January 27 2014. Having a higher serum 25-hydroxyvitamin D level upon an initial episode suggestive of multiple sclerosis (MS) could reduce the chance of a second episode or other signs of disease progression according to an article published online on January 20 in the American Medical Association journal JAMA Neurology.
The study evaluated data from 465 participants in the Betaferon/Betaseron in Newly Emerging multiple sclerosis for Initial Treatment (BENEFIT) trial, which evaluated early versus delayed interferon beta-1b treatment in patients with an initial episode of neurological dysfunction suggestive of MS. (Definitive diagnosis of MS requires the occurrence of a second clinical event.) The subjects were followed for up to five years, during which magnetic resonance imaging (MRI) was conducted quarterly for 12 months, and at 18, 24, 36, 48 and 60 months. For the current study, Alberto Ascherio, MD, DrPH, and his associates examined the association between the risk of disease progression and serum 25-hydroxyvitamin D levels measured at least once among four time points over the two years following enrollment in the BENEFIT trial.

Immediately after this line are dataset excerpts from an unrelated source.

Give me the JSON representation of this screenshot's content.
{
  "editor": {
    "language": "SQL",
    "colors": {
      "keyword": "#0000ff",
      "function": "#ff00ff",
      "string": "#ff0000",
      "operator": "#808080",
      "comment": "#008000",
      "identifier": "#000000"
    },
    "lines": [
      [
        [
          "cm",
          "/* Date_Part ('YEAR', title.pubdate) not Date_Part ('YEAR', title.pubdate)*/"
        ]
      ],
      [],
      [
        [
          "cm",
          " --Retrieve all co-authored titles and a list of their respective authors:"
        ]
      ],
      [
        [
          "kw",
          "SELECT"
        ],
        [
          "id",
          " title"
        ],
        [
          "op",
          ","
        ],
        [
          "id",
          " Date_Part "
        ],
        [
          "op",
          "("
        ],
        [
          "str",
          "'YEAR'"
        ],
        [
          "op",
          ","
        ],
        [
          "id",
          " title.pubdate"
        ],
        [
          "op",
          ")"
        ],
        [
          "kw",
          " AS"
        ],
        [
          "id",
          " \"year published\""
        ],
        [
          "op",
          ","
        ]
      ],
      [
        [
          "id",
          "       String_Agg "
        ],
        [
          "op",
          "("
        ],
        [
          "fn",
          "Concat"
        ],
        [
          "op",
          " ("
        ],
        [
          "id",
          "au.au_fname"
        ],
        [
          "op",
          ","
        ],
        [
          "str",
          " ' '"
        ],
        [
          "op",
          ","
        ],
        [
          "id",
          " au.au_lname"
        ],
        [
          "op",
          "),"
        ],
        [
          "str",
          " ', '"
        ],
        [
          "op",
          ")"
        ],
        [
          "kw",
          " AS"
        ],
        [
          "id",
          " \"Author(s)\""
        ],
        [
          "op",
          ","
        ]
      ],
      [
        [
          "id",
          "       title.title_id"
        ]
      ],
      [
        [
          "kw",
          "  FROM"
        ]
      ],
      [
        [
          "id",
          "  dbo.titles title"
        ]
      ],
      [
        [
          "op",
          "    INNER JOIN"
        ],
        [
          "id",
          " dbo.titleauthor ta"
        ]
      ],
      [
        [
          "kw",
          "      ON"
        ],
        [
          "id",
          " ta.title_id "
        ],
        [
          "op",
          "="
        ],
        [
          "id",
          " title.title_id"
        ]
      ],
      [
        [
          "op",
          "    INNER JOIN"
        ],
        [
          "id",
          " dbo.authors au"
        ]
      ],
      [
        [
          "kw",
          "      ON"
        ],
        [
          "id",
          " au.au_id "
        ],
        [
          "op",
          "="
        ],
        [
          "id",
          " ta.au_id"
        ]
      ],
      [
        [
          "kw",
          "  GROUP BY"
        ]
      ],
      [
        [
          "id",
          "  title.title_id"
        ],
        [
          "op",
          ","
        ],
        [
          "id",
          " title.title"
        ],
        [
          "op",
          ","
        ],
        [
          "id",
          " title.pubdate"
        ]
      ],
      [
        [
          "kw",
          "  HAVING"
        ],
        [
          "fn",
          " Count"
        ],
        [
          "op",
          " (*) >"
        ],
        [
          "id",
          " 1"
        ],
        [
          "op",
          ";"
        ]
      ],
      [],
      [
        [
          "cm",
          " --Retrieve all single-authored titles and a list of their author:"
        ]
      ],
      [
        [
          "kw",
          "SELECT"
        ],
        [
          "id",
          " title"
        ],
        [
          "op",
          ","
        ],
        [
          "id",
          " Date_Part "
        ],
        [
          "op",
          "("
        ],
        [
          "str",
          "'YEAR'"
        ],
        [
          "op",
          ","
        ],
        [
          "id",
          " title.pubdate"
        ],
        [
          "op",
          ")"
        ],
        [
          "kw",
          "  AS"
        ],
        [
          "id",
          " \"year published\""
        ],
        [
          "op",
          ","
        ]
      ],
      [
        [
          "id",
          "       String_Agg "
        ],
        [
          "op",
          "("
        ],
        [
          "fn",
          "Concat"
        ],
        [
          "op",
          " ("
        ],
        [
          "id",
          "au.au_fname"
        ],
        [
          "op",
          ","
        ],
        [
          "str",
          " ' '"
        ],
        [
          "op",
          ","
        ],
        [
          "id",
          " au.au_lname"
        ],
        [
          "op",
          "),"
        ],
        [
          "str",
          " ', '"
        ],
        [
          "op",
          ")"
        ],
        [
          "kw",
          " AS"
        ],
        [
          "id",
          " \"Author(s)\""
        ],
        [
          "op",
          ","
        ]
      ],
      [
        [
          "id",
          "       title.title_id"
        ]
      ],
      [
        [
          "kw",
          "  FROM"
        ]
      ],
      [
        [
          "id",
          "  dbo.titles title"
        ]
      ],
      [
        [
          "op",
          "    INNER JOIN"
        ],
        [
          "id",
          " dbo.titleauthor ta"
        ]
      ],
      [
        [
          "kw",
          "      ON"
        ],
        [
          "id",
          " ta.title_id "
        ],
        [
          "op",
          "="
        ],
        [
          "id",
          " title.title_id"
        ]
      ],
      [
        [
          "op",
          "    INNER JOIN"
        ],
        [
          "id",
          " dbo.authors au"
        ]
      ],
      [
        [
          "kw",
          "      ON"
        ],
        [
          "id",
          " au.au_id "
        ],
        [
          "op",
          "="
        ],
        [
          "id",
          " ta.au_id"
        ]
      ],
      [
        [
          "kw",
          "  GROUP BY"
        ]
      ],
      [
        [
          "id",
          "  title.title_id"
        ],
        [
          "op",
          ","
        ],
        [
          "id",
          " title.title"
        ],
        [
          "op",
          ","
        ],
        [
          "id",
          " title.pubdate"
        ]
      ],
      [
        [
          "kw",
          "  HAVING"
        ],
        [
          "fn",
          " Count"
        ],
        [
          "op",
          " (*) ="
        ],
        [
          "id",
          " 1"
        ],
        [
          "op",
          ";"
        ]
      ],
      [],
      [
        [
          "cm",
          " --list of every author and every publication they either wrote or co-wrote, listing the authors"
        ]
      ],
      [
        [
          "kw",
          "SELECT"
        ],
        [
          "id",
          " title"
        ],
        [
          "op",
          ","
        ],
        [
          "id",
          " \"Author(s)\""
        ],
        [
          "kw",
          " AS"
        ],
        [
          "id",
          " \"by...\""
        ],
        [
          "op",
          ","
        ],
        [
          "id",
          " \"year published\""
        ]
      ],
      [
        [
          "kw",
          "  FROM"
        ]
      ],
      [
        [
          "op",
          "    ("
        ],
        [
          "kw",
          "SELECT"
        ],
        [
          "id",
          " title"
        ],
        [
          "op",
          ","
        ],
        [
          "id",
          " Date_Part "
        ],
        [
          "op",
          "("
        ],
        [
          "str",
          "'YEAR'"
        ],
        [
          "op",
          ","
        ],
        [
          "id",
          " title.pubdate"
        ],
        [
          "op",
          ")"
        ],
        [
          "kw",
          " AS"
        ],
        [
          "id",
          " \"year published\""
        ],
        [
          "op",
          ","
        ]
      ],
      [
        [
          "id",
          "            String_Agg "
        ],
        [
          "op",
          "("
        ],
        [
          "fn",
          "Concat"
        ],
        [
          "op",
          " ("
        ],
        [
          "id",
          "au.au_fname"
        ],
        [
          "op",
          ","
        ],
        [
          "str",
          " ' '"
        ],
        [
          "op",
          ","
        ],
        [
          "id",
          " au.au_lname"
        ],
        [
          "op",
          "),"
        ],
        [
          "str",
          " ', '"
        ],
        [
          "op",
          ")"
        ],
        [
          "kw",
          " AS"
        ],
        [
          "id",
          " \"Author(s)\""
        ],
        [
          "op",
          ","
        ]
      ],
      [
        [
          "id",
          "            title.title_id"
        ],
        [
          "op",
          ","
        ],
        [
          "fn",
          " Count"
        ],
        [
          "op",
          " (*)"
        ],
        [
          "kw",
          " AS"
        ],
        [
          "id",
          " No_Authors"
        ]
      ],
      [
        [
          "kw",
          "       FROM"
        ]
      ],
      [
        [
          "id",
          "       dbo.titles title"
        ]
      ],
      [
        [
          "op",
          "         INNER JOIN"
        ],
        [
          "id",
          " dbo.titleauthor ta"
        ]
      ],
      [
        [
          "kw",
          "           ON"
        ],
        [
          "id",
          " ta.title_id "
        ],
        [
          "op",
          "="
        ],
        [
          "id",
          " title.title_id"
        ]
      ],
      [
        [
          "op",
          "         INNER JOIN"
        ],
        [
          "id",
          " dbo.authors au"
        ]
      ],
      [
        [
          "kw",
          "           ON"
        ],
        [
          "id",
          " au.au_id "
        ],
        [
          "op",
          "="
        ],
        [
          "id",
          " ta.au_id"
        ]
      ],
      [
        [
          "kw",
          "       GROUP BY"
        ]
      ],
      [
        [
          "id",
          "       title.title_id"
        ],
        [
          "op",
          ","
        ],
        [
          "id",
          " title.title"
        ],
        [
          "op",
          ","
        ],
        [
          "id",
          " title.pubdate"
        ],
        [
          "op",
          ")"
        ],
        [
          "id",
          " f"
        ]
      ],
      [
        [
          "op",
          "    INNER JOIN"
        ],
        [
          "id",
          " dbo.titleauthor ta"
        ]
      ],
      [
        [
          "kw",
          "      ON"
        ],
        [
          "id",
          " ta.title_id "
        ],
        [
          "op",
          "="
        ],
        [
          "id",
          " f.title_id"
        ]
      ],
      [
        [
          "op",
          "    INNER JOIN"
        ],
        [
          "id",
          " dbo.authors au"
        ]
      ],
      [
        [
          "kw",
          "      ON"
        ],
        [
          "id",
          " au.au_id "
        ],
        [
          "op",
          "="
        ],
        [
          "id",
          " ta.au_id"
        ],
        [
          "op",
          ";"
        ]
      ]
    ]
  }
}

Having a higher serum level of vitamin D was associated with a reduced rate of conversion to MS over the follow-up period. “By the end of the follow-up at 60 months, those patients with serum 25(OH)D concentrations greater than or equal to 50 nmol/L [20 ng/mL] had a 4-times lower change in T2 lesion volume, a 2-fold lower rate of brain atrophy, and lower disability than those below50 nmol/ [20 ng/mL],” the authors report.
“Our results suggest that identification and correction of vitamin D insufficiency has an important role in the early treatment of MS,” they conclude.